Cálculo de longitud de 95% -CI usando dplyr
La última vez que pregunté cómo era posible calcular el puntaje promedio por ocasión de medición (semana) para una variable (procras) que se ha medido repetidamente para múltiples encuestados. Entonces, mi conjunto de datos (simplificado) en formato largo se ve, por ejemplo, como el siguiente (aquí dos estudiantes y 5 puntos de tiempo, sin variable de agrupación):
studentID week procras
1 0 1.4
1 6 1.2
1 16 1.6
1 28 NA
1 40 3.8
2 0 1.4
2 6 1.8
2 16 2.0
2 28 2.5
2 40 2.8
Usando dplyr obtendría el puntaje promedio por ocasión de medición
mean_data <- group_by(DataRlong, week)%>% summarise(procras = mean(procras, na.rm = TRUE))
Se ve así, por ejemplo:
Source: local data frame [5 x 2]
occ procras
(dbl) (dbl)
1 0 1.993141
2 6 2.124020
3 16 2.251548
4 28 2.469658
5 40 2.617903
Con ggplot2 ahora podría trazar el cambio promedio en el tiempo, y ajustando fácilmente el group_data () de dplyr también podría obtener medias por subgrupos (por ejemplo, el puntaje promedio por ocasión para hombres y mujeres). Ahora me gustaría agregar una columna a la tabla mean_data que incluye la longitud de los IC del 95% alrededor del puntaje promedio por ocasión.

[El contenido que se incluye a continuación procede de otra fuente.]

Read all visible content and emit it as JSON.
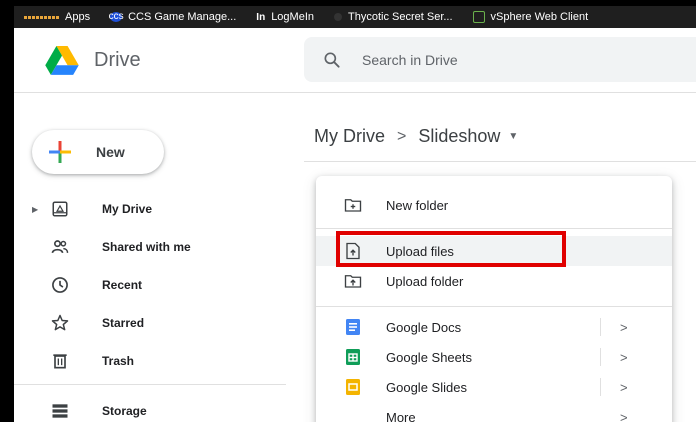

http://www.cookbook-r.com/Graphs/Plotting_means_and_error_bars_(ggplot2)/ explica cómo obtener y trazar CI, pero este enfoque parece volverse problemático tan pronto como quería hacer esto para cualquier subgrupo, ¿verdad? Entonces, ¿hay alguna manera de permitir que dplyr también incluya el CI (basado en el tamaño del grupo, etc.) automáticamente en mean_data? Después de eso, debería ser bastante fácil trazar los nuevos valores como CI en los gráficos, espero. Gracias.